Board of Directors, JFL Director, Kaminer Family Foundation

“Yossi’s greatest impact is in joining contrasts by marrying modern culture with traditional Jewish values and using contemporary media to give life to ancient texts and concepts.…

“I have been especially impressed by the way in which Yossi, who began his career as an anti-establishment activist and journalist, has developed JFL into an increasingly professional organization directed by a group of experienced lay leaders.…

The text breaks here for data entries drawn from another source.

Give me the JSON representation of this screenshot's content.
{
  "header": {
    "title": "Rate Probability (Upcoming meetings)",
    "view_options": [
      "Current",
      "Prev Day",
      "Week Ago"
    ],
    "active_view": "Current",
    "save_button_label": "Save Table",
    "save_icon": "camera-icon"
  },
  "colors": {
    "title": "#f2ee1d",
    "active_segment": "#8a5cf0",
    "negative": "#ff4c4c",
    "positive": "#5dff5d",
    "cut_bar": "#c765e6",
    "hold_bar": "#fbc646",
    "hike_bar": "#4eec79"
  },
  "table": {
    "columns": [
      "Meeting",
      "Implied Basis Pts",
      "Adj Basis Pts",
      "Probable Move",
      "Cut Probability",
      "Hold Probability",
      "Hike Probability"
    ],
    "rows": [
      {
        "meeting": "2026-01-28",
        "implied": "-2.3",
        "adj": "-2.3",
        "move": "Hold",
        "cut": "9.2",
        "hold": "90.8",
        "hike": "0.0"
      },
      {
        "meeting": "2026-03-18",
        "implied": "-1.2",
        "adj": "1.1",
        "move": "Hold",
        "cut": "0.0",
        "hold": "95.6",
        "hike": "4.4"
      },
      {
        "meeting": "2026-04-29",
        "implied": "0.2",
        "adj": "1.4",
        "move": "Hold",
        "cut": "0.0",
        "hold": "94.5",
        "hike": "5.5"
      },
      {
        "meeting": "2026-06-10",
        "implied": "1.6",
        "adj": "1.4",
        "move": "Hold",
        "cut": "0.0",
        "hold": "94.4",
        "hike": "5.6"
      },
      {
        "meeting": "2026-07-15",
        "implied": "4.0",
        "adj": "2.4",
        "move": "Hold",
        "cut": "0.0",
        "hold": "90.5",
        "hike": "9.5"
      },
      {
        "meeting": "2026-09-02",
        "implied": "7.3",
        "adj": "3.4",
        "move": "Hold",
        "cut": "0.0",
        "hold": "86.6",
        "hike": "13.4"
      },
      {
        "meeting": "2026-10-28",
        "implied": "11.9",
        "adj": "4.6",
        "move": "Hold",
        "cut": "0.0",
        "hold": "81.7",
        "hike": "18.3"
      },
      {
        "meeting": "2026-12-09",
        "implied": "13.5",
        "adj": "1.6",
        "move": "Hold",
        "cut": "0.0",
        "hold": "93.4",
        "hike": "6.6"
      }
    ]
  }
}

“In a new world in which both children and adults receive much of their information and stimuli from the media, we must celebrate Jewish educators who effectively use both the Internet and print publications to reach directly into Jewish homes. In this new world, Yossi Abramowitz is a successful pioneer.”

Yossi Prager

Executive Director, Avi Chai Foundation

“Two words characterize Yossi Abramowitz’s unique role as a Jewish educator: leader and innovator. He is a leader in that he possesses the courage to challenge conventional wisdom and ingrained community habits, and the skills to mobilize others to tackle the hard questions and the real work. He is an innovator in that he has an active imagination that is not constrained by methods and boxes so readily pursued by others, but rather he reaches further, bigger, and deeper.

“Over the years Yossi has learned how to live and practice with one foot squarely situated within the established organizations and practices of Jewish educational and community life and one foot situated squarely outside of these structures. He has built his own organization, his own system. He has dreamed large dreams and pursued them. He has kept his soul intact in the process. His criticisms of certain aspects of Jewish organizational life have not always endeared him to more established figures, but on balance he has conducted himself as a responsible Jewish leader, sympathetic to our community’s failings, proud of its successes, but always employing high standards of truth and excellence as he pursues his goals.”

Larry Moses

President, The Wexner Foundation

“I believe that Yosef Abramowitz is that classroom teacher, is that administrator, is that curriculum developer that should be honored. He is committed to Jewish education with his entire being. And he also brings a vision and a demonstration of that vision that is without boundaries and itself will enable and empower his colleagues in Jewish education who spend more time in conventional settings.”